Later anecdotes suggest little changed with age. A society journalist recalled Mountbatten Windsor walking uninvited into a young woman’s bedroom, then into her en suite bathroom while she brushed her teeth, only to lecture her on the 'correct' way to brush them. At house parties, his preferred entertainment reportedly included “choo-choo trains,” where guests were coaxed into conga lines, and games involving passing fruit from one person’s chin to the next.

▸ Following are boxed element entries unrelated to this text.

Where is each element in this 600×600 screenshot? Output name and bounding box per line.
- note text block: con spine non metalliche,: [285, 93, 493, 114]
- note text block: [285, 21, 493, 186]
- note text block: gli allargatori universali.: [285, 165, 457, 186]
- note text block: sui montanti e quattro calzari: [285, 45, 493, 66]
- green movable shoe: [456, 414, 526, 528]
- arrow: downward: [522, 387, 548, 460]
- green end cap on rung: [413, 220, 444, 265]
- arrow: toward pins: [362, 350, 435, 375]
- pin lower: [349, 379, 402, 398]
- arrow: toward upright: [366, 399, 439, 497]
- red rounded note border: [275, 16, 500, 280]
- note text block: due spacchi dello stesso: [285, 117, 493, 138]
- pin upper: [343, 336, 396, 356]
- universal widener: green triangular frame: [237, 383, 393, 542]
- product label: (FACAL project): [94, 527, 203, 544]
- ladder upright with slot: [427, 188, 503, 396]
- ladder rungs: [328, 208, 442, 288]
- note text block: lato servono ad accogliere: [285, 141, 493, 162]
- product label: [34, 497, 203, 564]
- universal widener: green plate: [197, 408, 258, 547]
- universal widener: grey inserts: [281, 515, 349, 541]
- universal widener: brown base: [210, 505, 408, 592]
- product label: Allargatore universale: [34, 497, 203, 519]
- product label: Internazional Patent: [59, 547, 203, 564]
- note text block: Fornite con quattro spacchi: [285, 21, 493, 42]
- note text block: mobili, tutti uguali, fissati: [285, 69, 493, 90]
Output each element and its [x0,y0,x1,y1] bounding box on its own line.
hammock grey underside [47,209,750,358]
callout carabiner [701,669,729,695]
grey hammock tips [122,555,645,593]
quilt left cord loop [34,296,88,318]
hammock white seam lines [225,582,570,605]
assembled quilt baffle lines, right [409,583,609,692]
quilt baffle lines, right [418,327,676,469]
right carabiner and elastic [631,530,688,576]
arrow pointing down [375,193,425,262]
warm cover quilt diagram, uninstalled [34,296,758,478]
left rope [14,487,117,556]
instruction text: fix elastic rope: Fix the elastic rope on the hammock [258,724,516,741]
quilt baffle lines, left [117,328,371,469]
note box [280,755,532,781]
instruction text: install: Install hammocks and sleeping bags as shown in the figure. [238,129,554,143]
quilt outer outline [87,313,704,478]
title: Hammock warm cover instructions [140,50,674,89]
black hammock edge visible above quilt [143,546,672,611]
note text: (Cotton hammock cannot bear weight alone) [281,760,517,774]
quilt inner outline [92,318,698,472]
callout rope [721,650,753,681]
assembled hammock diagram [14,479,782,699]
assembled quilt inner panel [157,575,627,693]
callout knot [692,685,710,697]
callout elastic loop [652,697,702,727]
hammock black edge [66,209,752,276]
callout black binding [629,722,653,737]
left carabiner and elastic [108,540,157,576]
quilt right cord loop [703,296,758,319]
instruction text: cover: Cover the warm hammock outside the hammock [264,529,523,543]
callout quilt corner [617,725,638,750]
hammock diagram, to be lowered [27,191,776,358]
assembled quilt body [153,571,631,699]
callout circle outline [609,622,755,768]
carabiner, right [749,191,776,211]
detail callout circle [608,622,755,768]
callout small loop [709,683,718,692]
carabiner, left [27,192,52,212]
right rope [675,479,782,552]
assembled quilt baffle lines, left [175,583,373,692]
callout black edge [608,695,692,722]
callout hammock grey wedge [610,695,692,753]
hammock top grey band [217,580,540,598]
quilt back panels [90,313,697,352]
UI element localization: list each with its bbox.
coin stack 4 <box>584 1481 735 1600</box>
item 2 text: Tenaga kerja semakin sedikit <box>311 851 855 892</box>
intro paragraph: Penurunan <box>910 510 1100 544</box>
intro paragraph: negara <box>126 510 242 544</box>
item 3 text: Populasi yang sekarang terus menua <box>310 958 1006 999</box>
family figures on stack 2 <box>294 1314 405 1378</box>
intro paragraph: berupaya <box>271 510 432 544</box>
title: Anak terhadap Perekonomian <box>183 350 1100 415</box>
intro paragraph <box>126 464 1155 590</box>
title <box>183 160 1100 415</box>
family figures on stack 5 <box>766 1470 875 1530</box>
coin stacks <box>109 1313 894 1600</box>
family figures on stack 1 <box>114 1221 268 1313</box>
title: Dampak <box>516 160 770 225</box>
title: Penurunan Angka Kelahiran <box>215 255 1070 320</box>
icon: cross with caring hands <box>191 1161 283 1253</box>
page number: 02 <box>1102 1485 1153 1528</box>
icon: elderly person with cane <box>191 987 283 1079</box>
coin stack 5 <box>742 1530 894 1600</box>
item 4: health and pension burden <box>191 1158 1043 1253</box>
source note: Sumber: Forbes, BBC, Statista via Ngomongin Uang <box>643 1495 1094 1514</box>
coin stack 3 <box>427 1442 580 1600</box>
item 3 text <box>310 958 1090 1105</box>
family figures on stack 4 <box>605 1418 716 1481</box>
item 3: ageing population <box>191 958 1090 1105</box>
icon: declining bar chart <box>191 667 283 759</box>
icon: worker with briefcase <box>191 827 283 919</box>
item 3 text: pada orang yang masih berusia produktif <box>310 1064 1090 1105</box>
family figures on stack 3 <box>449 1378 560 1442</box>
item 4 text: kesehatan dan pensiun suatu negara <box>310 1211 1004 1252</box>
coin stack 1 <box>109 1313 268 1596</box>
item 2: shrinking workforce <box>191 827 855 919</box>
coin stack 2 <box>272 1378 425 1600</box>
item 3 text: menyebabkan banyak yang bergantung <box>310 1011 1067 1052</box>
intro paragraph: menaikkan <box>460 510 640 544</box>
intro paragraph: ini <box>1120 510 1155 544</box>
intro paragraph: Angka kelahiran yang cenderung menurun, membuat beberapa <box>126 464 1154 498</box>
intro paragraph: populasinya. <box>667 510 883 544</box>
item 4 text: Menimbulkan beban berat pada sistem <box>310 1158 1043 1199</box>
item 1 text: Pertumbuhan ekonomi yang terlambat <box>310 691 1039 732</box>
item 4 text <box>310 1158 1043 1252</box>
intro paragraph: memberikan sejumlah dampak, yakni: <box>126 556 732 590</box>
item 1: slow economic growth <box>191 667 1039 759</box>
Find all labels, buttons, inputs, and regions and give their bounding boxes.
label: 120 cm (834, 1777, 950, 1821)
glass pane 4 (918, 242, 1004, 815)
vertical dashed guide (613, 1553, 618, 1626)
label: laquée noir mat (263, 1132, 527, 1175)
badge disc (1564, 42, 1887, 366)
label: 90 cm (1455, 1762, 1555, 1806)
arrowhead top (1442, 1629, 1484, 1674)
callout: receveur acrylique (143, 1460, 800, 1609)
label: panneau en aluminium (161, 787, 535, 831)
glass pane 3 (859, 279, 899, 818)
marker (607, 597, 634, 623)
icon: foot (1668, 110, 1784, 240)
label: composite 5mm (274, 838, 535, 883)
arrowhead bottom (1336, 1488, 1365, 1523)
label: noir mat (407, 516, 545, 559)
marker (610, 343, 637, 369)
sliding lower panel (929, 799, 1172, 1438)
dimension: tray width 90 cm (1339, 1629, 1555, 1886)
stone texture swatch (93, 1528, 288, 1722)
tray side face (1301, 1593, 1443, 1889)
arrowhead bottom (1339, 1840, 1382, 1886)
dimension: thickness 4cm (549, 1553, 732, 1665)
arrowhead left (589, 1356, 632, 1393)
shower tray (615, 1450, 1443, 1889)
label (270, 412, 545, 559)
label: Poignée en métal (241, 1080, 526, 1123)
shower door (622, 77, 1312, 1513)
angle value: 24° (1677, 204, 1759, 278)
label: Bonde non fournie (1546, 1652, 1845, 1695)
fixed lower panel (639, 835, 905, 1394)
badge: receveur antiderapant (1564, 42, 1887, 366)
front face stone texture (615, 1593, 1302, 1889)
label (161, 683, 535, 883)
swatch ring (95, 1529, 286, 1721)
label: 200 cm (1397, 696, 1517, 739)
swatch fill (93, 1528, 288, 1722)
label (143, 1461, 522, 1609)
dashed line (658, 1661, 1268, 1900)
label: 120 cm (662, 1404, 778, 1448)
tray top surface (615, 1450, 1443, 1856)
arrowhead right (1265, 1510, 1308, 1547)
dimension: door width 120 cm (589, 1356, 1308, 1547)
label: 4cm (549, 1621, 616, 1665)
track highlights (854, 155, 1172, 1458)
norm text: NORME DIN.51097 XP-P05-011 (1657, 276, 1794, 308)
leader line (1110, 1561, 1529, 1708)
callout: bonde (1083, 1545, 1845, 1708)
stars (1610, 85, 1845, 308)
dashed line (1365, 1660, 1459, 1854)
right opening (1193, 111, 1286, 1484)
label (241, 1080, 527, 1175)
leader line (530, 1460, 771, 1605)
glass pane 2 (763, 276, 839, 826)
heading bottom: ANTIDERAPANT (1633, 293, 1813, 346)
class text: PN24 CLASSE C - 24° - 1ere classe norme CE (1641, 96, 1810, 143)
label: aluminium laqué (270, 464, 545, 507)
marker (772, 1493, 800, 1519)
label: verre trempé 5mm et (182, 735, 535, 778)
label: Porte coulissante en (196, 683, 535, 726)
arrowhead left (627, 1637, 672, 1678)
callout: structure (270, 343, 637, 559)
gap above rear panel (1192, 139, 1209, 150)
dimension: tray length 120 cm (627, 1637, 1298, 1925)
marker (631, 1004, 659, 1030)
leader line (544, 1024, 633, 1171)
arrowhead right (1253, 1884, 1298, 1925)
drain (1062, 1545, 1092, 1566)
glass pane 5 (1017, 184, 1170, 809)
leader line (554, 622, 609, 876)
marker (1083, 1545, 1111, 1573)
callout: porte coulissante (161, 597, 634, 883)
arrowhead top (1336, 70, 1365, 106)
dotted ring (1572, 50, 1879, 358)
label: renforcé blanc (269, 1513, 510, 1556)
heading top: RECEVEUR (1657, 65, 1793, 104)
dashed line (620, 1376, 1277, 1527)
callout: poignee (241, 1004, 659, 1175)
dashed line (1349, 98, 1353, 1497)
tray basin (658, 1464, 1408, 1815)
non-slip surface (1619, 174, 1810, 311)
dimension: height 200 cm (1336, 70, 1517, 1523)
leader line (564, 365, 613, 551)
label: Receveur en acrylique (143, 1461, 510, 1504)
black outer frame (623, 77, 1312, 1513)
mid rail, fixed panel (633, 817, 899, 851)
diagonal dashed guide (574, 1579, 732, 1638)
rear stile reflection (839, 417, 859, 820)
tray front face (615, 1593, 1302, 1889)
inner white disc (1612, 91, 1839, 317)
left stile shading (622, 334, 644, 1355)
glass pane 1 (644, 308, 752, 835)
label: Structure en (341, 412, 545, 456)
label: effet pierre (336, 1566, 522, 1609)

Other episodes crossed into outright humiliation. One woman recalled waking up to find “a fire extinguisher pointed at my face, behind which was the face of the foolishly laughing Prince.” After telling him to leave, she later discovered he had repeated the same stunt in several women’s rooms. A friend summed up his dinner-table presence bluntly: “He’s a nightmare to sit next to at dinner. He makes all those ghastly jokes about whether you’re wearing knickers. And you can’t tell him to sod off.” His humor, the friend added, was so “lavatorially disgusting everyone was aghast.”
Perhaps most revealing are the accounts that show Mountbatten Windsor using rank as a weapon. One titled woman of his generation called him “easily the most boorish man I have ever met.” She described a dinner at Windsor Castle where Mountbatten Windsor asked an eighteen-year-old guest about her job. When the girl replied that she was a secretary, he reportedly announced to the table: “How terribly uninteresting. Is that the best you can find to do?”
The pattern extended beyond words. In 1992, at a society event, he reportedly unzipped television presenter Tania Bryer’s evening dress down the length of her back. Journalist Peter Chapman recalled an incident at a military museum opening where Mountbatten Windsor publicly humiliated a senior officer struggling with his script, seizing his gloves and throwing them into the audience while calling out, “You won’t want these now, Dick.”
Even his idea of party tricks carried an edge. Guests were told to close their eyes, only to have mustard squeezed between their hands — or onto their faces — to the former Prince’s amusement. At one dinner, after sniffing a pâté and declaring it smelled, he pushed a woman’s face into the dish when she leaned in to check.